Unplanned
Unplanned
Unplanned
By Spiral Breeze
It had never been like this before. She was rational, level headed and optimistic about a very successful future. She and her husband had planned everything strategically with the utmost attention to detail. Finding out she was pregnant was supposed to be the second happiest time of her life, the first being her wedding day. Yet as the days passed and the picture on the ultra sound grew to look more like a real baby, with moving limbs, a spine and a strong thumping heart beat, the happiness that she had planned on feeling simply did not present itself.
Her days began to run into one another: wake up, shower, breakfast, which she couldn’t eat, prenatal yoga, work, doctor appointments, parenting class, cook dinner, which again she could never eat, shower and bed. It was one giant blur exacerbated by her ever expanding stomach; the ever expanding supposed to be momentous occasion in her life.
It was always at night, when the worst of the “non-happiness” as she called it would make itself known. She couldn’t sleep; she could never sleep anymore, not one wink, not even an accidental dozing off. As she lay awake staring out the window, she was positively sure that something was going to happen to her unborn child. Instead of diapers, she’d have to buy a tiny coffin to hold the baby in eternal rest, she’d be presented with a certificate of death, not birth and that would be all.
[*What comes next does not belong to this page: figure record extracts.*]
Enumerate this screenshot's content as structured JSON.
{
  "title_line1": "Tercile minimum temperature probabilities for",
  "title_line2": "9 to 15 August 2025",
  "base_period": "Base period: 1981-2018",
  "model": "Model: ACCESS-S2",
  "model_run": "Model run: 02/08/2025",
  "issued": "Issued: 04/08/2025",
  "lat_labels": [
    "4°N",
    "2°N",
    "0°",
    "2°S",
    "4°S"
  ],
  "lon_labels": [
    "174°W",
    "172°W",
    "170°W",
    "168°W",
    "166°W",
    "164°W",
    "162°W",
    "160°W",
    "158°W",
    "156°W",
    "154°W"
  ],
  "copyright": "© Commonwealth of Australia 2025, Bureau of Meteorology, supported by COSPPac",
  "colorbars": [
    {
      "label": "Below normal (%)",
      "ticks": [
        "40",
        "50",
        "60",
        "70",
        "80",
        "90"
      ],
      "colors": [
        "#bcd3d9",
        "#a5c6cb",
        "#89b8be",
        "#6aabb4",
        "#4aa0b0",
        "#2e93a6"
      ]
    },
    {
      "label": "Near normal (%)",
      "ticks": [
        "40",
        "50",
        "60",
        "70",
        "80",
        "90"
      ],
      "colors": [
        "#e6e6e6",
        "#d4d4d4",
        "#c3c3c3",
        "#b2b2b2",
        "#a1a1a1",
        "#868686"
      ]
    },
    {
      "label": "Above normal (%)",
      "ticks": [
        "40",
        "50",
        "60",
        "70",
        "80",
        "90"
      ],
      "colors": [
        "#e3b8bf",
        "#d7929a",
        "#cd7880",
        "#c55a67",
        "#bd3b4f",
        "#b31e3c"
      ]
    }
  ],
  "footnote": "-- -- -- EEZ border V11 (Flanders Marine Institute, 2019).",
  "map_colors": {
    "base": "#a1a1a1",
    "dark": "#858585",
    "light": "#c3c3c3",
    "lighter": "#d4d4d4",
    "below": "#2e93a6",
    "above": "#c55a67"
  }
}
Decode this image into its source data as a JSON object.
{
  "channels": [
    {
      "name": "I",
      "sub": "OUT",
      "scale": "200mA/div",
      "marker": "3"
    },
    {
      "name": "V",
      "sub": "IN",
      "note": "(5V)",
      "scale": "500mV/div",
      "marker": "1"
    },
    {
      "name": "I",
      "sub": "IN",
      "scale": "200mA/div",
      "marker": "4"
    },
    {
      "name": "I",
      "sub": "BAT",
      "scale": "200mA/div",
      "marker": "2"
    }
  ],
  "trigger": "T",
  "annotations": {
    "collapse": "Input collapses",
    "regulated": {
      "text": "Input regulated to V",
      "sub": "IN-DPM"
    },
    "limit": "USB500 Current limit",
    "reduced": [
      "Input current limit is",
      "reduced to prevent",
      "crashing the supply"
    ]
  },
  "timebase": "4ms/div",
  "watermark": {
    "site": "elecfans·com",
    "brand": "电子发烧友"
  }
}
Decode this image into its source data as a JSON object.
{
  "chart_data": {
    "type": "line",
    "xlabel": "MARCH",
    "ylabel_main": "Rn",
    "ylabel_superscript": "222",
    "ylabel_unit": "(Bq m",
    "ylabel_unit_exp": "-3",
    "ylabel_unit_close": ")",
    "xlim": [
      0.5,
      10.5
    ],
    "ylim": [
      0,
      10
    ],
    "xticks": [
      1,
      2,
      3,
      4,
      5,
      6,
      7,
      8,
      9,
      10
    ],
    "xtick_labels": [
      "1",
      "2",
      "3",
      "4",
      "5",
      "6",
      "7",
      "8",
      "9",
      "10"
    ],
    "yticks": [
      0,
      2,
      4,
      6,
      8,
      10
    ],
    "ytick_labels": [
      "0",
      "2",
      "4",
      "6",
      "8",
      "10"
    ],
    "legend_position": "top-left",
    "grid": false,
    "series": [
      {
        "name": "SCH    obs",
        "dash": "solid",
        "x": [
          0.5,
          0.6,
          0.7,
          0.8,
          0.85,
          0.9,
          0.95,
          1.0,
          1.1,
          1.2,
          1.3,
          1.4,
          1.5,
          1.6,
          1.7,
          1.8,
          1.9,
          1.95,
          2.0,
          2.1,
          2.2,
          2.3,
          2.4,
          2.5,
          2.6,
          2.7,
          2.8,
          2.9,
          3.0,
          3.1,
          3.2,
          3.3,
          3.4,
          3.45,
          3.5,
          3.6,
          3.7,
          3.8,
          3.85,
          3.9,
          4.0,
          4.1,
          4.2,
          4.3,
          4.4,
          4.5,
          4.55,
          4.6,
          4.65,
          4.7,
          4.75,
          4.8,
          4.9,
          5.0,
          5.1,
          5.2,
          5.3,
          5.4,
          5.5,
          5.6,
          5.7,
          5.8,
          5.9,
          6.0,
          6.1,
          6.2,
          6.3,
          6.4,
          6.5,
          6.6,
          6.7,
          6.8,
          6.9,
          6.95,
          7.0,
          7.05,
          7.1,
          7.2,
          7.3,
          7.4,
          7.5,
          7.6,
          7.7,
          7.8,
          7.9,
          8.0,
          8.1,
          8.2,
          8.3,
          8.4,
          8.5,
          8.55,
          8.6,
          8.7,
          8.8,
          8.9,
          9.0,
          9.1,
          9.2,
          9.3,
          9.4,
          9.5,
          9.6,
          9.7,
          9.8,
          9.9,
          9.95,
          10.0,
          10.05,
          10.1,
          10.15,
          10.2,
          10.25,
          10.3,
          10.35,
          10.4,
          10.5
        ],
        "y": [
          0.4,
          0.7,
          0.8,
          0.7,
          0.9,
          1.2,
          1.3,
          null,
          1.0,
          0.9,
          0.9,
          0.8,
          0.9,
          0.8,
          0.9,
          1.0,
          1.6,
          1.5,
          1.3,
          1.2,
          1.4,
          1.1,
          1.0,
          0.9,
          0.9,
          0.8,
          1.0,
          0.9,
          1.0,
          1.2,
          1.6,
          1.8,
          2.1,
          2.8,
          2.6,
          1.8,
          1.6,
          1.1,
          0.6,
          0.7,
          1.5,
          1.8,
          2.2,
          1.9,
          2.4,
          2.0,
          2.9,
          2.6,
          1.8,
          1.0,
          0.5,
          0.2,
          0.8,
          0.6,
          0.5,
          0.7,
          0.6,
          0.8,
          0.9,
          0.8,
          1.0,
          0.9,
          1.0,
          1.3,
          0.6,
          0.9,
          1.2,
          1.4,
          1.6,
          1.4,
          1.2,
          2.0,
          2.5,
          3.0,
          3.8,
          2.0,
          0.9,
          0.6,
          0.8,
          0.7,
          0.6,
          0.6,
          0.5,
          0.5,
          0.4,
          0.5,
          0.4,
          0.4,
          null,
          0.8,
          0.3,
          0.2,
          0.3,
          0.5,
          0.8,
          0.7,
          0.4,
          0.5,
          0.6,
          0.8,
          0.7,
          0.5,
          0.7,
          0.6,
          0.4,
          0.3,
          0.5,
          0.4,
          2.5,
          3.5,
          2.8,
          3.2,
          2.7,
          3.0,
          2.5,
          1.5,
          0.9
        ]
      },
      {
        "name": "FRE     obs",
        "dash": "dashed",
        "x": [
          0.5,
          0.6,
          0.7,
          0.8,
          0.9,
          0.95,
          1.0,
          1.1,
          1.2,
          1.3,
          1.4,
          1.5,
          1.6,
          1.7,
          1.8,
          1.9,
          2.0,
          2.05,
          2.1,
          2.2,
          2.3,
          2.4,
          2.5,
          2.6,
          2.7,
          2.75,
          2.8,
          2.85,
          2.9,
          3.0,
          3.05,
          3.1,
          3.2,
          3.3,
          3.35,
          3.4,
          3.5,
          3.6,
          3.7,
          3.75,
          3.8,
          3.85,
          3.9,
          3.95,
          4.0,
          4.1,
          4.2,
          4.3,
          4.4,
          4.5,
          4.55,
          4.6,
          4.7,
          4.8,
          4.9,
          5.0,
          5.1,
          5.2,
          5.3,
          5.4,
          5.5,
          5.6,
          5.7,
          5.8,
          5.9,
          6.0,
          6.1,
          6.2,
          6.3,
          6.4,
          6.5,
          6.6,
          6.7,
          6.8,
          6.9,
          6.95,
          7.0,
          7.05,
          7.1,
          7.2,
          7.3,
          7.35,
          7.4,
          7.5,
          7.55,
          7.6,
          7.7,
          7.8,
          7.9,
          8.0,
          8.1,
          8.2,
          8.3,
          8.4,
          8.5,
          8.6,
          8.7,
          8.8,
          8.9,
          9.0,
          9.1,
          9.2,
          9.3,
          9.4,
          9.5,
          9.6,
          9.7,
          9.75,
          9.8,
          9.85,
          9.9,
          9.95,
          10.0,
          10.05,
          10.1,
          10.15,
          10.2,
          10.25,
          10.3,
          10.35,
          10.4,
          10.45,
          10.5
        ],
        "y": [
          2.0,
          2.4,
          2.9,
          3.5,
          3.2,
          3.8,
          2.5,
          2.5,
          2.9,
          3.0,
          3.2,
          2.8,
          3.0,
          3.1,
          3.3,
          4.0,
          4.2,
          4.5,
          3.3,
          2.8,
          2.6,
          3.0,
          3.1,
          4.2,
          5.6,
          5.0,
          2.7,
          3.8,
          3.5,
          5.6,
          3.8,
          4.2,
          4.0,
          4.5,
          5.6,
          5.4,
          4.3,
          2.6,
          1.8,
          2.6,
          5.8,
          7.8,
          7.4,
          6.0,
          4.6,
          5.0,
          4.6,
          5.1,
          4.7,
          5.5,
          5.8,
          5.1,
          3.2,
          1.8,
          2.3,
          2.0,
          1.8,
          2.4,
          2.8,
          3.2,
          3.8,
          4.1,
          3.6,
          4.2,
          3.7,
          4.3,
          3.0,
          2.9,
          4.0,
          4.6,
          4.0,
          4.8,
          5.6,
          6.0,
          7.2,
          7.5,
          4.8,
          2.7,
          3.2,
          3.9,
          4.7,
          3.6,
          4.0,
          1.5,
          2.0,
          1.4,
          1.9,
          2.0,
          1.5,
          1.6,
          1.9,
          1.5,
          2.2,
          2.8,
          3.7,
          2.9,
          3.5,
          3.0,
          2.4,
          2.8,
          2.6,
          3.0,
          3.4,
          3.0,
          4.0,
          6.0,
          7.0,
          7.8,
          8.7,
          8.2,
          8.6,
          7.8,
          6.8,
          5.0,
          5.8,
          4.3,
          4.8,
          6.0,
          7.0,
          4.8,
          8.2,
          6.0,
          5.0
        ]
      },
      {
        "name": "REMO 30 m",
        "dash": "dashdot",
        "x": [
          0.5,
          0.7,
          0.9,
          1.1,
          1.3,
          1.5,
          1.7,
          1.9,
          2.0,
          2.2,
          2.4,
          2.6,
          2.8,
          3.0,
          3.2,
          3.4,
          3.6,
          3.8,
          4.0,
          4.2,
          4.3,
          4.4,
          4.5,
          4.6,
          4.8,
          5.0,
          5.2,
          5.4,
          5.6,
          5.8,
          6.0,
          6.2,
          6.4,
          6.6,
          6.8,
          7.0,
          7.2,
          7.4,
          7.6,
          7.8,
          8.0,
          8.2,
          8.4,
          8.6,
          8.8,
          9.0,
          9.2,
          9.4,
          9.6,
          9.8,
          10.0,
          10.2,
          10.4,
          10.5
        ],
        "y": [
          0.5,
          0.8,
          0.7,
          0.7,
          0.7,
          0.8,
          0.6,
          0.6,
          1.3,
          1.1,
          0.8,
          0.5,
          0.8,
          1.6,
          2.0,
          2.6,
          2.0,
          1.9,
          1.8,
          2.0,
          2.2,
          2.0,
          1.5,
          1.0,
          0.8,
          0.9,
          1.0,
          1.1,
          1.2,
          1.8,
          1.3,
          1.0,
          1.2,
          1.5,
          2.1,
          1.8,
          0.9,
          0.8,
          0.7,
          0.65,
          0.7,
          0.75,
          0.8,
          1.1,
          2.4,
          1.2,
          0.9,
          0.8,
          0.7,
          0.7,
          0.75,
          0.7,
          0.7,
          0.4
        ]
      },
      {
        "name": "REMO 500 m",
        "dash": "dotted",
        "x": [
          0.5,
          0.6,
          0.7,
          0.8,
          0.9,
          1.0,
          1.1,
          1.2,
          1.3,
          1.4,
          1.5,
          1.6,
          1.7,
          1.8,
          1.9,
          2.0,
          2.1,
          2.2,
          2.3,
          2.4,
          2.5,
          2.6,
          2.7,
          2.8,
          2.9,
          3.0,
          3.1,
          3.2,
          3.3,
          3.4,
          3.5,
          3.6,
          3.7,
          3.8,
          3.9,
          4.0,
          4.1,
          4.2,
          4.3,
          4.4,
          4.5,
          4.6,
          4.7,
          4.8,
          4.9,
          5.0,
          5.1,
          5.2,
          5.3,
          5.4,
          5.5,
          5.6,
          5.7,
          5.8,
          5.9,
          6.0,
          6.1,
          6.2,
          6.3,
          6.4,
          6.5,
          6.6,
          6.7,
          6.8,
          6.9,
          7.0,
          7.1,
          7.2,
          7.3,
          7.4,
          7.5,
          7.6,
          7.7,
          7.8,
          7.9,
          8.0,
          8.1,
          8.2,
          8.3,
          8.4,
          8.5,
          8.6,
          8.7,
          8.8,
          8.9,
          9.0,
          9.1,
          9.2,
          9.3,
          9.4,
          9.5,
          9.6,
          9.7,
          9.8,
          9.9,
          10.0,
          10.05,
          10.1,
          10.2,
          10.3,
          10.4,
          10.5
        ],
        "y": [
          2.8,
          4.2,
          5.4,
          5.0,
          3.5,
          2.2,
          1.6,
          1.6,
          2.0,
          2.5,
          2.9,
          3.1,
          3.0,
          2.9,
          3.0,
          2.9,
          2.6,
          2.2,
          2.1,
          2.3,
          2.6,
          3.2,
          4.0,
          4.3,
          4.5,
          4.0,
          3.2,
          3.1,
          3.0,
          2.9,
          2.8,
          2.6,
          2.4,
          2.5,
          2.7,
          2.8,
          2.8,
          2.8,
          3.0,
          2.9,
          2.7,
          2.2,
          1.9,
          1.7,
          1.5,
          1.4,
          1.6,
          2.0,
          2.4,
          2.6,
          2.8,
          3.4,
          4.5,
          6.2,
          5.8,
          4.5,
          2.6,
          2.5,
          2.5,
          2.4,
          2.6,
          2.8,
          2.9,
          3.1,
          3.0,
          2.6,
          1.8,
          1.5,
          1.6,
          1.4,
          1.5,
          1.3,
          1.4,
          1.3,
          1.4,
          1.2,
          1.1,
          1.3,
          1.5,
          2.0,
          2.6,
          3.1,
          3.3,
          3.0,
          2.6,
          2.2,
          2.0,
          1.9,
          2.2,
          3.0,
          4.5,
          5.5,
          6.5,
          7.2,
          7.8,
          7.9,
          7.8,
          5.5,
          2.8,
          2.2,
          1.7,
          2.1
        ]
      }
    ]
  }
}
Anything could happen and not just to the baby, it could be her as well: a house fire could consume her as these thoughts raged inside her head. Mother and unborn baby killed in four alarm blaze. All that would remain were their bones. She could perhaps go into preterm labor and hemorrhage, dying slowly in a pool of her own blood. The list went on and on, each scenario becoming more gruesome than the last.
Why did she have such unspeakable fears? Why could she not plan ahead like everyone else did? In her pre-pregnancy state she would have planned a huge baby shower. She should be bringing in a decorator to discuss what in-vogue colors to paint the nursery. No. Instead, she wallowed in an ever present ever looming fear or knowledge that something was going to go terribly horribly wrong with the baby growing inside her.
Night after night, day after day it had all become an unplanned mess. When she marked her expanding stomach on a calendar, she was quite sure that there wouldn’t be one more day, one more week or trimester. Week 40 would never come, no kicking at week 25. No restless motion at week 33. Soon, but she didn’t exactly know when, something someday would happen. The thoughts festered inside her growing more rapidly than her baby. There was no life inside her, only a ticking time bomb.